Arctic Infrastructure Resilience

Arctic Infrastructure Resilience

Demand to protect and develop Arctic infrastructure and its environment may increase as resource development, trade route expansion, and defense interests grow in the Arctic. Changing conditions resulting in hazards, such as flooding and coastal erosion, can threaten communities and infrastructure. Research and engineering is needed for strategically planned, resilient infrastructure and solutions for infrastructure at risk.

What We Do

Sandia collaborates to enable resilient infrastructure planning and design against natural emergencies (earthquakes, tsunamis, ice jams) and slow onset hazards (coastal erosion, thawing permafrost, sea level rise). We work to understand Arctic systems and translate this understanding into interpretive and predictive tools as well as resilient equipment and technology.

This includes the ability to:

  • Analyze uncertainties associated with the Arctic climate and conditions.
  • Predict variations of arctic climate and weather for long-term infrastructure development planning and short-term operational planning.
  • Apply existing infrastructure data, spatial analysis tools, network modeling, risk analysis and complex systems engineering capabilities to address Arctic infrastructure issues.
  • Research and develop resilient electrical grids using remote microgrid systems, microgrid technologies, and hybrid systems.
  • Design and test communications systems designs for Arctic operations, such as emergencies or 911 calls.

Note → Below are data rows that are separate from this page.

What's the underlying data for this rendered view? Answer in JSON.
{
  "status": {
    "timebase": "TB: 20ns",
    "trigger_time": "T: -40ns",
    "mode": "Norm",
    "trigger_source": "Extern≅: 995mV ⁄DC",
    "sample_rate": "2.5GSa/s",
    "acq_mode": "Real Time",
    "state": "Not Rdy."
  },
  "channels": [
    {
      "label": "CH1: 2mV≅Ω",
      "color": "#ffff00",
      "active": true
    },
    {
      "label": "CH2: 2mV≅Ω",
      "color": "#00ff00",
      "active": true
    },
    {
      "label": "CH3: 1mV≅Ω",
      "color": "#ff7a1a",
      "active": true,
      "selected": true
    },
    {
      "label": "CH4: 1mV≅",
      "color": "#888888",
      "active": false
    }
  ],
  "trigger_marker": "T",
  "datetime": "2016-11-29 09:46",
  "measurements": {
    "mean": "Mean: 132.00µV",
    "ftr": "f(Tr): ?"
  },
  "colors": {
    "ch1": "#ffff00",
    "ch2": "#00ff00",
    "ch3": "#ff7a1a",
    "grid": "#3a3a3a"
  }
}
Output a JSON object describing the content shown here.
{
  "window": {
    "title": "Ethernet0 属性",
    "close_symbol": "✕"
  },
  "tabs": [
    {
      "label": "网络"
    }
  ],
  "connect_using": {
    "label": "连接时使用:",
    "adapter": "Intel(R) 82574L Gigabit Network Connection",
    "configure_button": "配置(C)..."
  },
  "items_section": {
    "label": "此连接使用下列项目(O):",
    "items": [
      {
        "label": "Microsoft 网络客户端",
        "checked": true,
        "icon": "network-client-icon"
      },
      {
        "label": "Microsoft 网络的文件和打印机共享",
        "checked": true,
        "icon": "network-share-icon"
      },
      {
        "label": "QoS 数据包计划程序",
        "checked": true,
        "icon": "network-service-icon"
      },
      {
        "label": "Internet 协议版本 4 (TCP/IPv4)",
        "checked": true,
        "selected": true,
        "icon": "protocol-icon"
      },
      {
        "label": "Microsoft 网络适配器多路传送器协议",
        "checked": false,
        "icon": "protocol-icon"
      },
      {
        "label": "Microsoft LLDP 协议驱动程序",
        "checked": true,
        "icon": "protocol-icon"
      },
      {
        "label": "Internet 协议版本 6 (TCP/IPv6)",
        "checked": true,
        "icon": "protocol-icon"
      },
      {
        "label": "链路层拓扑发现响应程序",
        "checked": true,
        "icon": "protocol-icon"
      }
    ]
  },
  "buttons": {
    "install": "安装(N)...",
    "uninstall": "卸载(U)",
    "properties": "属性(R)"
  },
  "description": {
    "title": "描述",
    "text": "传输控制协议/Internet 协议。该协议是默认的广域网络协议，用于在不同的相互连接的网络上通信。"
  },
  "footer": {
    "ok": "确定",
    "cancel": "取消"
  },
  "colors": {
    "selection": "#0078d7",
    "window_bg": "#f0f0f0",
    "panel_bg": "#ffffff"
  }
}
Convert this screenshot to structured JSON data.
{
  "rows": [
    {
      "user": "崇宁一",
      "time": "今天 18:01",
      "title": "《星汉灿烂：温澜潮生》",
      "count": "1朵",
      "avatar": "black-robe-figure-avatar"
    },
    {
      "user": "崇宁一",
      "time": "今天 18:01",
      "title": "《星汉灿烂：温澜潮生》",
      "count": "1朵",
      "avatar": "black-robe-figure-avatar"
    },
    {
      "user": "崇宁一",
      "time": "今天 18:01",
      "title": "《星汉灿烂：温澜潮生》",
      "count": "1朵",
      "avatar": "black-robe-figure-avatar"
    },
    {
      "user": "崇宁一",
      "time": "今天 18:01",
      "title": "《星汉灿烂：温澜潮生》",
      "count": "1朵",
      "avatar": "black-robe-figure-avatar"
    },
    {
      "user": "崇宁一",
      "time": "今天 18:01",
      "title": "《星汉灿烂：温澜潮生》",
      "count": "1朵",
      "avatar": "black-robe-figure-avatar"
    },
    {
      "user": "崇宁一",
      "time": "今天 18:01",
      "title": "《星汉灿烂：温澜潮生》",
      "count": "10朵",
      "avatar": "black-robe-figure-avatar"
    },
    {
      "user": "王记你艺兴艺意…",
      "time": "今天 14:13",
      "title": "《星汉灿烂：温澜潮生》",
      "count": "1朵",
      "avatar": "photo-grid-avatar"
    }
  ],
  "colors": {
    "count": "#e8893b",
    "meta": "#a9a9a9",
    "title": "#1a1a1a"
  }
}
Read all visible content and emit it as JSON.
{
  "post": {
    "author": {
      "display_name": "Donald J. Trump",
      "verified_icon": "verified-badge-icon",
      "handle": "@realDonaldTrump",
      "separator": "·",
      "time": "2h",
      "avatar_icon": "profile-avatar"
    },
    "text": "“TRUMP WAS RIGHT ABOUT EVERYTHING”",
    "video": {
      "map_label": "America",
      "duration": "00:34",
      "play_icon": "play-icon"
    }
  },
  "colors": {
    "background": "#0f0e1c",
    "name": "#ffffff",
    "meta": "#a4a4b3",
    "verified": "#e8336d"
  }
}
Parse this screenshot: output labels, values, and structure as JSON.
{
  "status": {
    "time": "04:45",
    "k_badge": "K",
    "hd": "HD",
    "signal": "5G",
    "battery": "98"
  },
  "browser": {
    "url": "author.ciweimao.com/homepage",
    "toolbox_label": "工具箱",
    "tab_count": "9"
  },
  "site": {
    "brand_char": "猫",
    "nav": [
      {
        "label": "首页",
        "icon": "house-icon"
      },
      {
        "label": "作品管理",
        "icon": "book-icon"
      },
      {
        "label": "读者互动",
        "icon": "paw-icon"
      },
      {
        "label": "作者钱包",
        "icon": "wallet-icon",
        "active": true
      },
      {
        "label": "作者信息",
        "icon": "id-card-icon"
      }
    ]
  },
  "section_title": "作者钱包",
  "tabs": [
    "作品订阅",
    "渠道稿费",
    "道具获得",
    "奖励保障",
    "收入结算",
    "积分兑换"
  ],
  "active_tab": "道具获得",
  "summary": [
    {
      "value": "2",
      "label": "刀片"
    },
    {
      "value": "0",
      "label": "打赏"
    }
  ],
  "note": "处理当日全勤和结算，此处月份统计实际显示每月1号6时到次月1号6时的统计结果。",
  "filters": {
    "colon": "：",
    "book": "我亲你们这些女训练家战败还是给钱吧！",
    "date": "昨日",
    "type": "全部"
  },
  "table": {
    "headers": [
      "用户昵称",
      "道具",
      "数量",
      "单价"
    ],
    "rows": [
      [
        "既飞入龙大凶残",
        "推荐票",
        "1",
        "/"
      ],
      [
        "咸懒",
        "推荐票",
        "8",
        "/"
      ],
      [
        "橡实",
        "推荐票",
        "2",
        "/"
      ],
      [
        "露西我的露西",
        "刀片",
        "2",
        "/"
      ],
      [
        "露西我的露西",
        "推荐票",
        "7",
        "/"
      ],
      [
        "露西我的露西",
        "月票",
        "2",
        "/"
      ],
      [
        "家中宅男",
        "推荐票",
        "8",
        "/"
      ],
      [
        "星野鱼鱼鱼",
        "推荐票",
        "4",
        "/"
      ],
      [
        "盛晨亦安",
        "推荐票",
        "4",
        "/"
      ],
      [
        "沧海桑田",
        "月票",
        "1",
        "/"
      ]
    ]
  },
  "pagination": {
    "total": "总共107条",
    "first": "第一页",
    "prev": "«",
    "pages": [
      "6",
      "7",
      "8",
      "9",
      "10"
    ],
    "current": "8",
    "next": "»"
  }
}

Learn more about how Sandia supports national efforts to modernize the electric grid, partnering to enable the safety, security, and resilience of energy infrastructure and assets.

Arctic Infrastructure Simulation Analysis Center

A collaboration between Sandia and the University of Alaska Fairbanks (UAF) models and analyzes infrastructure to increase resilience across infrastructure and natural systems. The center can support:

  • Disaster planning: to enhance planning and response in Alaska and the Arctic

  • Increased resilience: to improve understanding of risks, adaptation, and engineered and social systems in Alaska and the Arctic to increase resilience

  • Long-term planning: to adapt to changing climate and environmental conditions, new activities and land uses, and community transitions

Read the Factsheet

Development costs in the Arctic can be four times that of equivalent work in the Lower 48 States. Given the risk and uncertainty that exists in developing infrastructure in the Arctic, Arctic engineering and infrastructure R&D can potentially reduce development cost and increase system reliability.